KOTA – Pencemaran limbah bahan berbahaya dan beracun (B3) mengancam Lamongan, seiring pesatnya perkembangan industri di Kota Soto tersebut. Sebab pengelolaannya nyaris tanpa pengawasan. Menurut Kepala Bidang Pengelolaan Sampah dan Limbah B3 Dinas Lingkungan Hidup (DLH) Lamongan, Puji Nawatiningsih, pihaknya terkendala masalah pendataan perusahaan. Karena pihaknya hanya bisa memberikan rekomendasi izin tempat pengelolaan sementara (TPS) limbah B3. ‘’Sedangkan yang pengeluarkan izin dan pengawasannya pada instansi lain, sehingga mekanismenya sedikit panjang,’’ujarnya rabu (6/2).
Selain itu, lanjut dia, perusahaan skala besar, seperti perusahaan yang memanfaatkan batu bara sebagai bahan bakar, diwajibkan mengurus izin. Namun masa aktif perizinannya bukan menjadi kewenangannya. ‘’Sehingga perusahaan yang belum dan sudah mengurus izin pengelolaan limbah B3 tidak terpantau secara pasti,’’ tukasnya. Dia mengungkapkan, perusahaan yang mengajukan rekomendasi pengelolaan limbah kepadanya masih sedikit. Sepanjang 2017 baru 40 perusahaan saja. Padahal jumlahnya ratusan.
Menurut dia, minimnya perusahaan mengajukan rekomendasi pengolahan limbah karena kebanyakan beralasan pengelolaan limbah butuh biaya tinggi karena harus bekerjasama dengan perusahaan pengolah limbah swasta. ‘’Alasannya, biaya yang harus dikeluarkan cukup tinggi,’’ ungkapnya.
Puji melanjutkan, perusahaan-perusahaan skala kecil paling banyak melanggar. Selain beralasan butuh biaya besar untuk pengolahan limbah, mereka juga belum menyadari dampak dan bahaya dari limbah yang dihasilkan perusahaannya. Biasanya perusahaan baru. Sedangkan DLH tidak bisa memantau sebab tidak ada kegiatan monitoring. “Fokus kami hanya memberikan rekomendasi perizinan bahwa perusahaan tersebut wajib mengurus izin TPS,” ujarnya.

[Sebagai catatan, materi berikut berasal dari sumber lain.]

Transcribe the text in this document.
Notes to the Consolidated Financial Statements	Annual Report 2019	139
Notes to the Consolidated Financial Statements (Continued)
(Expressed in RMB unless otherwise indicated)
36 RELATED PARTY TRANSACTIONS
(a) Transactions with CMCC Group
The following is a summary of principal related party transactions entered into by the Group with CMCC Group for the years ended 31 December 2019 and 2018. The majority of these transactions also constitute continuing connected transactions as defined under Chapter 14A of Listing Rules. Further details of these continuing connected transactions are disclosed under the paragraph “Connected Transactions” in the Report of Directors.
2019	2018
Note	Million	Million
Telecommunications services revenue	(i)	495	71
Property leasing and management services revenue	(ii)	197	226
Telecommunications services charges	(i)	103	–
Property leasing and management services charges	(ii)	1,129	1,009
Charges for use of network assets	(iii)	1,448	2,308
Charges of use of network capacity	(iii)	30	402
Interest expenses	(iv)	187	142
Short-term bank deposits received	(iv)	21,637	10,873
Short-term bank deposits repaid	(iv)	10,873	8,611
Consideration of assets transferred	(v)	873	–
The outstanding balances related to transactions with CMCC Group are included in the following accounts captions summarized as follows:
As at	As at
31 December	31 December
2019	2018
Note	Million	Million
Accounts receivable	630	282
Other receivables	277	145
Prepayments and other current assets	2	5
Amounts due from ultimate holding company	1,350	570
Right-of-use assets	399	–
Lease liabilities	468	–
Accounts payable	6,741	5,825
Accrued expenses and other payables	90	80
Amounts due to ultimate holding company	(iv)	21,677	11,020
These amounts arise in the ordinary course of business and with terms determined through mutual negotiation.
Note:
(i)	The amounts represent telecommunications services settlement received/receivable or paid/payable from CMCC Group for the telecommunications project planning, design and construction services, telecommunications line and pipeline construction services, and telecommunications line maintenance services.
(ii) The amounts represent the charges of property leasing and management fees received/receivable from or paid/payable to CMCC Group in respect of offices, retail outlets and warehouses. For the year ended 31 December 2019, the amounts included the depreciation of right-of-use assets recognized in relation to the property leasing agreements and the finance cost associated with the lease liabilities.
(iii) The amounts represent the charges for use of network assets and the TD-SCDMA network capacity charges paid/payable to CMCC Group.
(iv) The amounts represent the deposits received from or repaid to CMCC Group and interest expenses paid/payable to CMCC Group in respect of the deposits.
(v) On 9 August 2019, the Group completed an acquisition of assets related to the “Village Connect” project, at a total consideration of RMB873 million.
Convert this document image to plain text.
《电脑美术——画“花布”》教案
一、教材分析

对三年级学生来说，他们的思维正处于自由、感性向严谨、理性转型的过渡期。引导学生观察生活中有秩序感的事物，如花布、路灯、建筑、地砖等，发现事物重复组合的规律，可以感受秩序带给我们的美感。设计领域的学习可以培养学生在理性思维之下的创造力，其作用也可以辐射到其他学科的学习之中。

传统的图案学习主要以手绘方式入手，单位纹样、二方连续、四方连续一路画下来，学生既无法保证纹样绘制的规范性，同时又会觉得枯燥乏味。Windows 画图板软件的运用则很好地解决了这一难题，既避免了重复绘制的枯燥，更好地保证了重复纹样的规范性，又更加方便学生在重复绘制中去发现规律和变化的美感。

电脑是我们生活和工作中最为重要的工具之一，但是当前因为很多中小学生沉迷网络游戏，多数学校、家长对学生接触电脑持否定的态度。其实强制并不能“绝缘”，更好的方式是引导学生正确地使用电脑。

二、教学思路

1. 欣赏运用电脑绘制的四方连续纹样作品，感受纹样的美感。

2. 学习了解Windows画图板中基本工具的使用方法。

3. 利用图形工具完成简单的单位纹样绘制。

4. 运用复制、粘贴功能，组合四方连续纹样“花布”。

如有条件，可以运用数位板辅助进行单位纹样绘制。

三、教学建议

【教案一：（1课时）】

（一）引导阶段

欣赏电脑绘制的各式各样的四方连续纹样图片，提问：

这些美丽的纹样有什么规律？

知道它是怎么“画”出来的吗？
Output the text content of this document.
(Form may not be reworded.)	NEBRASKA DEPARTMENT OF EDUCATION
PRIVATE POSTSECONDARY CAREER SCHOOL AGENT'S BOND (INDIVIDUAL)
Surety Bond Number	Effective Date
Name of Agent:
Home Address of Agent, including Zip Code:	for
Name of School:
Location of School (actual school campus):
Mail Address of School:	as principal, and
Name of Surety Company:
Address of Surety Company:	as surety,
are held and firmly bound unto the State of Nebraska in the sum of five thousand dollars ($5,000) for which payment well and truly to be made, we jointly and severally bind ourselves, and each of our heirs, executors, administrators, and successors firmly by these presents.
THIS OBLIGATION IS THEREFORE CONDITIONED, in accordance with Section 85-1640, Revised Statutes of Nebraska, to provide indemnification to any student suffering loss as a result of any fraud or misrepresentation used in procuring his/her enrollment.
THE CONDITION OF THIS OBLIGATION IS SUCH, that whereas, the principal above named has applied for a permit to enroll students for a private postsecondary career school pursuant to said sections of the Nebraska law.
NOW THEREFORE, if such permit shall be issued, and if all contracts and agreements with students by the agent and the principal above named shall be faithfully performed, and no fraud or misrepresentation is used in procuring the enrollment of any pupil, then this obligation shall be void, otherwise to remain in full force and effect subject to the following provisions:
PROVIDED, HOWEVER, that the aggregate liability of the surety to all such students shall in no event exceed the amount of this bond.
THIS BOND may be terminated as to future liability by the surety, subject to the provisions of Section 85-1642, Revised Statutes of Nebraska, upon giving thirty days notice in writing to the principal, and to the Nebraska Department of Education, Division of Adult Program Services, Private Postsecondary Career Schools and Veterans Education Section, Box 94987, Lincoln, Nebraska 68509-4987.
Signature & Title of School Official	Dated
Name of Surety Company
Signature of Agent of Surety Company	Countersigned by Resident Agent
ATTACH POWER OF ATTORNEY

Menurut Puji, apapun perusahaannya pasti menghasilkan limbah Hanya volumenya berbeda, menyesuaikan skala perusahaan. Namun ada beberapa kriteria perusahaan tidak memerlukan pengurusan TPS limbah B3. Misalnya bengkel skala kecil. Apalagi bengkel di Lamongan rata-rata sudah mengantongi surat pernyataan pengelolaan limbah (SPPL) sehingga tidak memerlukan izin TPS limbah B3.
Tapi kalau perusahaan tersebut mengantongi upaya pengelolaan lingkungan hidup (UKL) dan upaya pemantauan lingkungan hidup (UPL), perusahaan tersebut wajib mengurus izin TPS limbah B3. “Karena tertera dalam PP nomor 101 2014,” ungkapnya.
Dia menambahkan, untuk mengendalikan perusahaan yang melanggar pengelolaan limbah B3 bisa dengan cara pemerintah membuat fasilitas pengelolaan limbah B3, yang melayani pengelolaan limbah B3 berbagai perusahaan. Sehingga biayanya bisa ditekan, dibanding fasilitas pengelolaan limbah B3 milik swasta yang ada saat ini. Dan perusahaan tidak bisa beralasan lagi tidak mampu melakukan pengolahan limbah B3-nya. ‘’Namun pemerintah ada keterbatasan anggaran,’’ tukasnya.